Research output: Contribution to journalArticle

Rishi Mandavia, Alec Knight, Alexander W. Carter, Connor Toal, Elias Mossialos, Peter Littlejohns, Anne Gm Schilder

Original languageEnglish
Pages (from-to)e021720
JournalBMJ Open
Issue number9
Publication statusPublished - 12 Sep 2018

King's Authors


OBJECTIVES: Hearing loss is an area of unmet need, and industry is targeting this field with a growing range of surgically implanted hearing devices. Currently, there is no comprehensive UK registry capturing data on these devices; in its absence, it is difficult to monitor clinical and cost-effectiveness and develop national policy. Recognising that developing such a registry faces considerable challenges, it is important to gather opinions from stakeholders and patients. This paper builds on our systematic review on surgical registry development and aims to identify the specific requirements for developing a successful national registry of auditory implants. DESIGN: Qualitative study. PARTICIPANTS: Data were collected in two ways: (1) semistructured interviews with UK professional stakeholders; and (2) focus groups with patients with hearing loss. The interview and focus group schedules were informed by our systematic review on registry development. Data were analysed using directed content analysis. Judges mapped the themes obtained against a conceptual framework developed from our systematic review on registry development. The conceptual framework consisted of five categories for successful registry development: (1) planning, (2) registry governance, (3) registry dataset, (4) anticipating challenges, (5) implementing solutions.

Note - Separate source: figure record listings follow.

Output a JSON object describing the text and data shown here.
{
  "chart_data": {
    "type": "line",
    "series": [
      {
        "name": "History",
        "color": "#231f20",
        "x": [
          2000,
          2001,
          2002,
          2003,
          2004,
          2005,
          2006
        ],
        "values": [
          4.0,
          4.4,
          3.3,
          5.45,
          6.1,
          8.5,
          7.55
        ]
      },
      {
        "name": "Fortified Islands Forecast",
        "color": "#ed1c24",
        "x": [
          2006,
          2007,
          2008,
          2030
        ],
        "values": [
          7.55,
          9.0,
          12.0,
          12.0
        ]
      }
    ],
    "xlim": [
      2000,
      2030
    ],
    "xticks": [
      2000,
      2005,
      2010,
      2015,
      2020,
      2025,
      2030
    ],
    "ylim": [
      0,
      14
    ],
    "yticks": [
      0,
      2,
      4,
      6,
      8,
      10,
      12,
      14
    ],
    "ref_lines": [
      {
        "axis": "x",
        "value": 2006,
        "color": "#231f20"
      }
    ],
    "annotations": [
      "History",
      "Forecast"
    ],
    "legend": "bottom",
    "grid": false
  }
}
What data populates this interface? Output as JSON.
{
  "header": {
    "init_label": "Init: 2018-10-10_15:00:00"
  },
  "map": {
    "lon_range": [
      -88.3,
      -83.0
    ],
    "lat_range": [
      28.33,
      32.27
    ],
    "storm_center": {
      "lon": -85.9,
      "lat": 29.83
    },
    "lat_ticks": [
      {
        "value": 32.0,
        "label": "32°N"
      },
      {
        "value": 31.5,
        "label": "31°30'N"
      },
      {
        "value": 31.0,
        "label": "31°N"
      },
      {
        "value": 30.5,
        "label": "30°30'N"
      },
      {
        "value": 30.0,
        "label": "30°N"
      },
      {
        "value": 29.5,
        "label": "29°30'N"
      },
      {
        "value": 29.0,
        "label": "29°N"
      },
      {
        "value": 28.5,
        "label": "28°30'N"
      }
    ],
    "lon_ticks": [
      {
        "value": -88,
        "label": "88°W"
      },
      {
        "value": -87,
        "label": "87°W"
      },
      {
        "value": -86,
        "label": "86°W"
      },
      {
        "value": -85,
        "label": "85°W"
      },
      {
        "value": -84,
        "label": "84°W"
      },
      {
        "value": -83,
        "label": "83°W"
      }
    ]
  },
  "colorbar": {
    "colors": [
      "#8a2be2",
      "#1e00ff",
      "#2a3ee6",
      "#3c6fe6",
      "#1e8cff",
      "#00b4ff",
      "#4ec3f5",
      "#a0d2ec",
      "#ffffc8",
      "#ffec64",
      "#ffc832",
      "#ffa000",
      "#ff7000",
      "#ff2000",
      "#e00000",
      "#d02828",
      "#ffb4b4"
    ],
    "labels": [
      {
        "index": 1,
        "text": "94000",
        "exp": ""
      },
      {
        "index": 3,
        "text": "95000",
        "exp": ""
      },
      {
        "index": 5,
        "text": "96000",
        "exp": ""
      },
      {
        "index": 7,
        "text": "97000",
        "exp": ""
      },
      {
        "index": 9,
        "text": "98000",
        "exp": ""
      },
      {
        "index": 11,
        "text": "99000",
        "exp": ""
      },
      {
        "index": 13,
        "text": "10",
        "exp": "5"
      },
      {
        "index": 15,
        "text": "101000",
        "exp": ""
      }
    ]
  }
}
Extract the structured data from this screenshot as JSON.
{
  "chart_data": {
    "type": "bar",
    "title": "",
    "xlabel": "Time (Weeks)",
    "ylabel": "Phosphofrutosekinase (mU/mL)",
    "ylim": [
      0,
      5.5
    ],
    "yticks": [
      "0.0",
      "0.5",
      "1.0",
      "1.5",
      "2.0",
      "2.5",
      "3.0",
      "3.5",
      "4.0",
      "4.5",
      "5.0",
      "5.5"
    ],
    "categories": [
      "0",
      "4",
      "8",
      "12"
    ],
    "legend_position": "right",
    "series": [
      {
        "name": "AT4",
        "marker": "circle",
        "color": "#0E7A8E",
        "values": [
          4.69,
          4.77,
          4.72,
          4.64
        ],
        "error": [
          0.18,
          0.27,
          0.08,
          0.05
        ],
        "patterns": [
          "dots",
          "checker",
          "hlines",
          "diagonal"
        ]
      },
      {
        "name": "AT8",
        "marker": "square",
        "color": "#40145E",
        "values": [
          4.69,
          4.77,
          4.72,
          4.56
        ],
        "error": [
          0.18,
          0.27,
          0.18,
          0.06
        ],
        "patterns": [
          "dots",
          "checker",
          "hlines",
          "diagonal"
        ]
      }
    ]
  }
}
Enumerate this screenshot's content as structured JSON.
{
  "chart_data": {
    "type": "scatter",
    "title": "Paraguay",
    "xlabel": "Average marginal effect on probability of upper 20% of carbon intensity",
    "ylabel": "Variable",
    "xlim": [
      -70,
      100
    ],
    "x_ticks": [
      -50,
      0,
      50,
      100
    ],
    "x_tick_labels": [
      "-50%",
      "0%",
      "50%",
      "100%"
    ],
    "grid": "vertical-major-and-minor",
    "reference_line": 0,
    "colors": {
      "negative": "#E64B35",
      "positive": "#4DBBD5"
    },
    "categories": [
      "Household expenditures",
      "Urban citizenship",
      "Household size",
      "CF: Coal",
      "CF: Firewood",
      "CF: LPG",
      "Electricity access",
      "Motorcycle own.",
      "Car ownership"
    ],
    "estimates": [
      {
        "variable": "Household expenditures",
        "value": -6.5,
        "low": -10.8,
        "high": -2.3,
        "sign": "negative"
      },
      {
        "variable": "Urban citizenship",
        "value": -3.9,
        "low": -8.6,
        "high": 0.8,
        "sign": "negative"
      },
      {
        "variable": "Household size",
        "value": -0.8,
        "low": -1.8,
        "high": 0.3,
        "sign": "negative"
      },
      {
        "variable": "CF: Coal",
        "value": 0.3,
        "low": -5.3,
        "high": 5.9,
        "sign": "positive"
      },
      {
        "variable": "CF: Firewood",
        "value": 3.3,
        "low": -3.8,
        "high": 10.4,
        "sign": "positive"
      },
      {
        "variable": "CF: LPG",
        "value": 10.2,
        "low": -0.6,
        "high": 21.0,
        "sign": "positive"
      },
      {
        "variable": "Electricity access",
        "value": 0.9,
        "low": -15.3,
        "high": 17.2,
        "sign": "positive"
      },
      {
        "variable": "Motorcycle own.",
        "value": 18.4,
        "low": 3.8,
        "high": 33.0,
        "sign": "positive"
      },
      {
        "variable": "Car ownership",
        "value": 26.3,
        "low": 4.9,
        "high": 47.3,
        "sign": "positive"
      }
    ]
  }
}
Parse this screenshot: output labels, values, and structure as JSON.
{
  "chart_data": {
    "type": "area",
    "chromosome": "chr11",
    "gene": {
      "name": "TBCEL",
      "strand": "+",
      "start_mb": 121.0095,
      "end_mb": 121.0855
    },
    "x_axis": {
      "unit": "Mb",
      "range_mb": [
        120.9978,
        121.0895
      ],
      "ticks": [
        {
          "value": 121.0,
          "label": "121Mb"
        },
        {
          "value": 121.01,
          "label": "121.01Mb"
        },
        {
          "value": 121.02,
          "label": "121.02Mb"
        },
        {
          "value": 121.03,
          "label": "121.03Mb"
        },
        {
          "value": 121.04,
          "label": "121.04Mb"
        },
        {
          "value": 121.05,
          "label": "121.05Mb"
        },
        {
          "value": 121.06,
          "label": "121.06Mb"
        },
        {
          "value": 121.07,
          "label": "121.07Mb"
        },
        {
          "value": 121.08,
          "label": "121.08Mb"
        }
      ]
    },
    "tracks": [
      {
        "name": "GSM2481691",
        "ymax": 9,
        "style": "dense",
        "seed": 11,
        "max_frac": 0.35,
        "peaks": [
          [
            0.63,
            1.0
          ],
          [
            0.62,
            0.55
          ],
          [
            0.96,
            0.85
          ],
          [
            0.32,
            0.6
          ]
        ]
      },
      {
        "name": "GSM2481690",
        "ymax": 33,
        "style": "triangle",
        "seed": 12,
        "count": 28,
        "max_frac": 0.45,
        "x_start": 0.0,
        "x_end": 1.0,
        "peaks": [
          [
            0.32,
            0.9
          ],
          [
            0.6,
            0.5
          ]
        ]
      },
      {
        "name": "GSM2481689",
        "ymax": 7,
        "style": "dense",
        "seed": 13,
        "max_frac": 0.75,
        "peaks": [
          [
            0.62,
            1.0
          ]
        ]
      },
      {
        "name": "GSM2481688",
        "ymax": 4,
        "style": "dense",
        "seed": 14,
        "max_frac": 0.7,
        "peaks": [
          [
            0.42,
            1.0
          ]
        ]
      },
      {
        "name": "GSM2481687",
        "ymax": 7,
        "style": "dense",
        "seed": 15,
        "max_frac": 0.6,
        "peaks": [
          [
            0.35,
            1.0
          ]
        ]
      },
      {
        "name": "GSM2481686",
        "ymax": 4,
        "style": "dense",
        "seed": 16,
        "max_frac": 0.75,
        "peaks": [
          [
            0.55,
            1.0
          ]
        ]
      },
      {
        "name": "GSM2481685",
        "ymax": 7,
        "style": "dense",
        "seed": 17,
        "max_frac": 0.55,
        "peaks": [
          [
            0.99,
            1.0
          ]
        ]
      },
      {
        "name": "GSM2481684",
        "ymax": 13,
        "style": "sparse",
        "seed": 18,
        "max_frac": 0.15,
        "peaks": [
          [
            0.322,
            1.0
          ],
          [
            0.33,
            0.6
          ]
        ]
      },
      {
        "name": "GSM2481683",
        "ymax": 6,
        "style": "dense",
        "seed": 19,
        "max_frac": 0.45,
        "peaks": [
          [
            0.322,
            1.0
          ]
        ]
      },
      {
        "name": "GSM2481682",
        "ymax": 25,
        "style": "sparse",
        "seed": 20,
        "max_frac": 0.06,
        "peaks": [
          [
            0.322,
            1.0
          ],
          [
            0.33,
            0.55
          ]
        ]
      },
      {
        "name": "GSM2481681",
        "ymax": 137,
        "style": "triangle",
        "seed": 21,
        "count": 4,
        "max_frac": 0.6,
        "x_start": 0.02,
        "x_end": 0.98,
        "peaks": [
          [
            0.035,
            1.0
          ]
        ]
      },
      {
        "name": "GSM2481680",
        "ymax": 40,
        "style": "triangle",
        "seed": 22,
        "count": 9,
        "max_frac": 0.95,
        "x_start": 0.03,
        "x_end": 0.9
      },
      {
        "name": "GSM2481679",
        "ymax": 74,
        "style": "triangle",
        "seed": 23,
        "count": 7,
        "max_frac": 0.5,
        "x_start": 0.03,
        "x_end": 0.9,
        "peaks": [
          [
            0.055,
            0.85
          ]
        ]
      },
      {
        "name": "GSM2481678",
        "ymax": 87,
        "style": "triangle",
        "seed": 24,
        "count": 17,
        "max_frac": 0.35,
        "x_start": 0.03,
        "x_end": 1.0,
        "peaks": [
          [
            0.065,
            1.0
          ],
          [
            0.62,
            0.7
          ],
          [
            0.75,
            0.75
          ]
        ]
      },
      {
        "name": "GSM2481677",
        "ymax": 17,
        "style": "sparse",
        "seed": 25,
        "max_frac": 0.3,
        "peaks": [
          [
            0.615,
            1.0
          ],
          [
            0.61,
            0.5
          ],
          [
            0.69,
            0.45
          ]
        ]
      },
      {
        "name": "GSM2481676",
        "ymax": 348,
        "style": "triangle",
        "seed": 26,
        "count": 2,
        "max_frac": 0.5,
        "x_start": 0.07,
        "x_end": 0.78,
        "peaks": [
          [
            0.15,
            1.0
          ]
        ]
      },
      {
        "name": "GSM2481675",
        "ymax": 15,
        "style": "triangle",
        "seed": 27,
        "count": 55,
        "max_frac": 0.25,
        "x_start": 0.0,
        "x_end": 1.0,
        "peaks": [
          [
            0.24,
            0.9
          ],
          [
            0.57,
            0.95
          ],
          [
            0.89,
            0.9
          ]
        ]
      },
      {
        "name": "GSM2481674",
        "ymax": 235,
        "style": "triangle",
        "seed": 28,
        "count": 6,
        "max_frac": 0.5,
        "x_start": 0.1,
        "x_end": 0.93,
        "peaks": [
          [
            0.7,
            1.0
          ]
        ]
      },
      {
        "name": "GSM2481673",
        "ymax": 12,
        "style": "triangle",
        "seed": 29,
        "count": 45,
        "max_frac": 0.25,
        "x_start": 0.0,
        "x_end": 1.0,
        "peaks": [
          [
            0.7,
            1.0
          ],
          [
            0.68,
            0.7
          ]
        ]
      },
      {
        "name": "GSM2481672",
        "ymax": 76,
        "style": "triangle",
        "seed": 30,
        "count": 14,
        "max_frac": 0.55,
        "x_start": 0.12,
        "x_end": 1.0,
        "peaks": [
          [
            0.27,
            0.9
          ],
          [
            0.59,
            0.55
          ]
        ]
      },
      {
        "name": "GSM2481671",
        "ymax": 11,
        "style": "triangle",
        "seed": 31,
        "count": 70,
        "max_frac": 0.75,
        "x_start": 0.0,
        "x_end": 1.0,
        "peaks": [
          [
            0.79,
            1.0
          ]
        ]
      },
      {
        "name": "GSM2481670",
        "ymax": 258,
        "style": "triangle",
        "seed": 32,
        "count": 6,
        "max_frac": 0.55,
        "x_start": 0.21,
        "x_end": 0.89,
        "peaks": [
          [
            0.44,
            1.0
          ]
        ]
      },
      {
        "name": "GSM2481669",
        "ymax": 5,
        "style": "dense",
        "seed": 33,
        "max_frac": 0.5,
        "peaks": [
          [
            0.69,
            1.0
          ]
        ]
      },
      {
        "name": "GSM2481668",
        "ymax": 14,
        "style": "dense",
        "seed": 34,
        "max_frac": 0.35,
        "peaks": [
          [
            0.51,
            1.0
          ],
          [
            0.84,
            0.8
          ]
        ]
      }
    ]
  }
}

RESULTS: Twenty-seven themes emerged from 40 semistructured interviews with professional stakeholders and 18 themes emerged from three patient focus groups. The most important factor for registry success was high rates of data completion. Benefits of developing a successful registry of auditory implants include: strengthening the evidence base and regulation of auditory implants, driving quality and safety improvements, increased transparency, facilitating patient decision-making and informing policy and guidelines development. CONCLUSIONS: This study identifies the requirements for developing a successful national registry of auditory implants, benefiting from the involvement of numerous professional stakeholder groups and patients with hearing loss. Our approach may be used internationally to inform successful registry development.